Ao transcender o nicho de mercado original, a marca conseguiu se reposicionar. A tática fazia sentido. Com a chegada de concorrentes mais baratos, as classes menos abastadas passaram a ter outras opções. Mirando num público de maior poder aquisitivo, a Havaianas conseguia uma nova fatia do mercado. Bedendo ressalta, contudo, que a empresa jamais deixou de oferecer modelos mais simples a preços populares. Nesse ponto, a companhia apostou num fator construído ao longo de décadas: a reputação de que o produto era durável.

No bonde da Copa…

Já a ideia de inserir a bandeirinha brasileira na tira, que segue presente em muitos modelos, surgiu no meio do ufanismo da Copa do Mundo de 1998, quando a marca lançou uma versão em verde e amarelo. No fim dos anos 1990, a Havaianas fincava os pés — com tiras de borracha, evidentemente — no mundo da moda. Em 1999, o estilista francês Jean Paul Gaultier apostou nos modelos usando os brasileríssimos nos pés para atravessar a passarela durante um desfile. “A trajetória da Havaianas é um exemplo de construção de uma relação duradoura entre marca e consumidor. A capacidade de transformar um produto simples em símbolo de identidade cultural demonstra a força do branding em estabelecer conexões emocionais”, a fashion designer Cacau Claudia Martins, professora de moda da Universidade Anhembi Morumbi.

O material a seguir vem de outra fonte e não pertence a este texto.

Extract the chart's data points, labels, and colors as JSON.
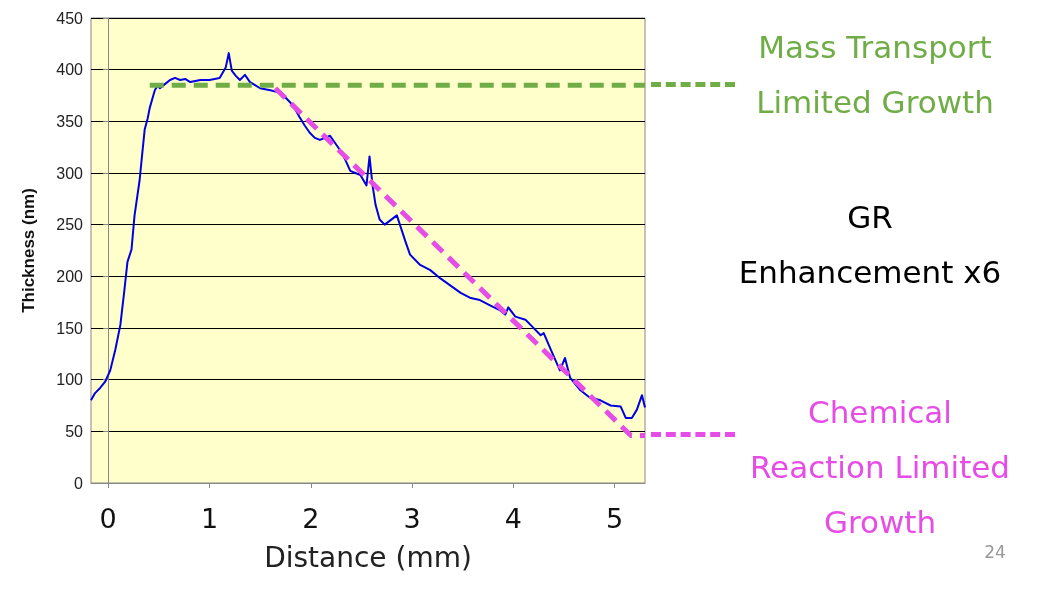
{
  "chart_data": {
    "type": "line",
    "xlabel": "Distance (mm)",
    "ylabel": "Thickness (nm)",
    "xlim": [
      -0.17,
      5.3
    ],
    "xticks": [
      0,
      1,
      2,
      3,
      4,
      5
    ],
    "ylim": [
      0,
      450
    ],
    "yticks": [
      0,
      50,
      100,
      150,
      200,
      250,
      300,
      350,
      400,
      450
    ],
    "grid": "y",
    "marker": "none",
    "series": [
      {
        "color": "#0000e0",
        "line_style": "solid",
        "x": [
          -0.17,
          -0.13,
          -0.08,
          -0.03,
          0.02,
          0.07,
          0.12,
          0.16,
          0.19,
          0.23,
          0.26,
          0.31,
          0.33,
          0.36,
          0.39,
          0.41,
          0.46,
          0.49,
          0.51,
          0.56,
          0.61,
          0.66,
          0.71,
          0.76,
          0.81,
          0.91,
          1.0,
          1.1,
          1.16,
          1.19,
          1.22,
          1.26,
          1.3,
          1.35,
          1.4,
          1.45,
          1.5,
          1.6,
          1.68,
          1.75,
          1.8,
          1.85,
          1.89,
          1.94,
          1.99,
          2.04,
          2.09,
          2.19,
          2.29,
          2.34,
          2.39,
          2.44,
          2.49,
          2.55,
          2.58,
          2.61,
          2.64,
          2.68,
          2.73,
          2.85,
          2.88,
          2.93,
          2.98,
          3.08,
          3.18,
          3.28,
          3.38,
          3.48,
          3.58,
          3.67,
          3.77,
          3.87,
          3.92,
          3.95,
          4.02,
          4.12,
          4.17,
          4.27,
          4.3,
          4.37,
          4.46,
          4.51,
          4.56,
          4.66,
          4.75,
          4.86,
          4.96,
          5.06,
          5.11,
          5.17,
          5.22,
          5.27,
          5.3
        ],
        "values": [
          80,
          87,
          92,
          98,
          109,
          129,
          153,
          187,
          214,
          226,
          259,
          293,
          313,
          342,
          353,
          363,
          380,
          385,
          382,
          386,
          390,
          392,
          390,
          391,
          388,
          390,
          390,
          392,
          402,
          416,
          399,
          394,
          390,
          395,
          388,
          385,
          382,
          380,
          378,
          373,
          368,
          361,
          354,
          346,
          339,
          334,
          332,
          336,
          322,
          313,
          302,
          300,
          298,
          288,
          316,
          288,
          269,
          255,
          250,
          259,
          250,
          235,
          221,
          211,
          206,
          198,
          191,
          184,
          179,
          177,
          172,
          167,
          163,
          170,
          161,
          158,
          153,
          143,
          145,
          129,
          109,
          121,
          102,
          90,
          83,
          80,
          75,
          74,
          63,
          63,
          71,
          85,
          73
        ]
      },
      {
        "color": "#70ad47",
        "line_style": "dashed",
        "x": [
          0.41,
          5.3
        ],
        "values": [
          385,
          385
        ]
      },
      {
        "color": "#e64ce6",
        "line_style": "dashed",
        "x": [
          1.65,
          5.16,
          5.3
        ],
        "values": [
          382,
          46,
          46
        ]
      }
    ],
    "annotations": [
      "Mass Transport\nLimited Growth",
      "GR\nEnhancement x6",
      "Chemical\nReaction Limited\nGrowth",
      "24"
    ]
  }
}
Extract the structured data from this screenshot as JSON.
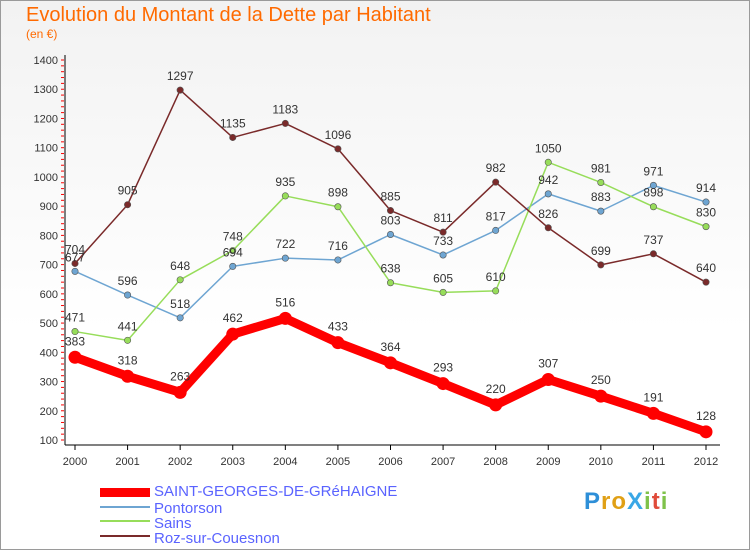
{
  "header": {
    "title": "Evolution du Montant de la Dette par Habitant",
    "subtitle": "(en €)"
  },
  "logo": {
    "text": "ProXiti",
    "letter_colors": [
      "#2e8fd8",
      "#e0a016",
      "#e0a016",
      "#39a7e6",
      "#7fc24a",
      "#e04b3a",
      "#7fc24a"
    ]
  },
  "colors": {
    "title": "#ff6a00",
    "legend_text": "#5a63ff",
    "axis": "#000000",
    "grid_ticks": "#ff0000"
  },
  "chart_data": {
    "type": "line",
    "x": [
      2000,
      2001,
      2002,
      2003,
      2004,
      2005,
      2006,
      2007,
      2008,
      2009,
      2010,
      2011,
      2012
    ],
    "ylim": [
      100,
      1400
    ],
    "yticks": [
      100,
      200,
      300,
      400,
      500,
      600,
      700,
      800,
      900,
      1000,
      1100,
      1200,
      1300,
      1400
    ],
    "grid": false,
    "legend_position": "bottom-left",
    "series": [
      {
        "name": "SAINT-GEORGES-DE-GRéHAIGNE",
        "color": "#ff0000",
        "highlight": true,
        "values": [
          383,
          318,
          263,
          462,
          516,
          433,
          364,
          293,
          220,
          307,
          250,
          191,
          128
        ],
        "labels": [
          "383",
          "318",
          "263",
          "462",
          "516",
          "433",
          "364",
          "293",
          "220",
          "307",
          "250",
          "191",
          "128"
        ]
      },
      {
        "name": "Pontorson",
        "color": "#6ea5d2",
        "highlight": false,
        "values": [
          677,
          596,
          518,
          694,
          722,
          716,
          803,
          733,
          817,
          942,
          883,
          971,
          914
        ],
        "labels": [
          "677",
          "596",
          "518",
          "694",
          "722",
          "716",
          "803",
          "733",
          "817",
          "942",
          "883",
          "971",
          "914"
        ]
      },
      {
        "name": "Sains",
        "color": "#97dd5a",
        "highlight": false,
        "values": [
          471,
          441,
          648,
          748,
          935,
          898,
          638,
          605,
          610,
          1050,
          981,
          898,
          830
        ],
        "labels": [
          "471",
          "441",
          "648",
          "748",
          "935",
          "898",
          "638",
          "605",
          "610",
          "1050",
          "981",
          "898",
          "830"
        ]
      },
      {
        "name": "Roz-sur-Couesnon",
        "color": "#7a2a2a",
        "highlight": false,
        "values": [
          704,
          905,
          1297,
          1135,
          1183,
          1096,
          885,
          811,
          982,
          826,
          699,
          737,
          640
        ],
        "labels": [
          "704",
          "905",
          "1297",
          "1135",
          "1183",
          "1096",
          "885",
          "811",
          "982",
          "826",
          "699",
          "737",
          "640"
        ]
      }
    ]
  }
}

Segundo ela, a marca, por se “adaptar às demandas de um mercado em constante mutação, mas sem perder de vista os valores fundadores”, foi capaz de construir uma narrativa que ressoa com diferentes públicos, consolidando a sua posição no mercado. “Vale destacar que estamos falando de uma marca totalmente nacional que fez um produto único, que não se influenciou por outros países e se manteve fiel ao conceito”, enfatiza Cláudia. O item acabou virando um ícone mundial de brasilidade — desde o fim dos anos 1990, passou a ser muito comum reconhecer um brasileiro fora do País pelos pés. “E esse é o espaço que a marca tem até hoje, entrando em um circuito mais pop da moda global, mas sempre como um elemento um tanto exótico. Dá uma quebra no visual justamente pelo inusitado”, conclui Bedendo, da ESPM.

… E das Olímpiadas

Mais uma vez na França, desta vez nos Jogos Olímpicos de Paris 2024, foi a vez da delegação brasileira, composta por mais de 200 atletas, vestir o símbolo de moda e brasilidade durante a cerimônia de abertura. Para as Paralimpíadas, que começam no dia 28 de agosto, a Havaianas vai apresentar uma nova sandália desenvolvida em cocriação com paratletas e com o Comitê Paralímpico Brasileiro (CPB). O calçado, projetado para atender ao maior número possível de pessoas (com ou sem deficiência), passará a integrar o portfólio permanente da marca no Brasil. Além disso, parte das vendas do produto será revertida para o CPB.

A parceria da empresa com a entidade começou em 2020, com o patrocínio em Tóquio. Agora, a marca, assim como nos Jogos Olímpicos, também estará em companhia dos paratletas fazendo parte do uniforme oficial da delegação brasileira, que vai estrear a nova sandália na cerimônia de abertura das Paralimpíadas em Paris.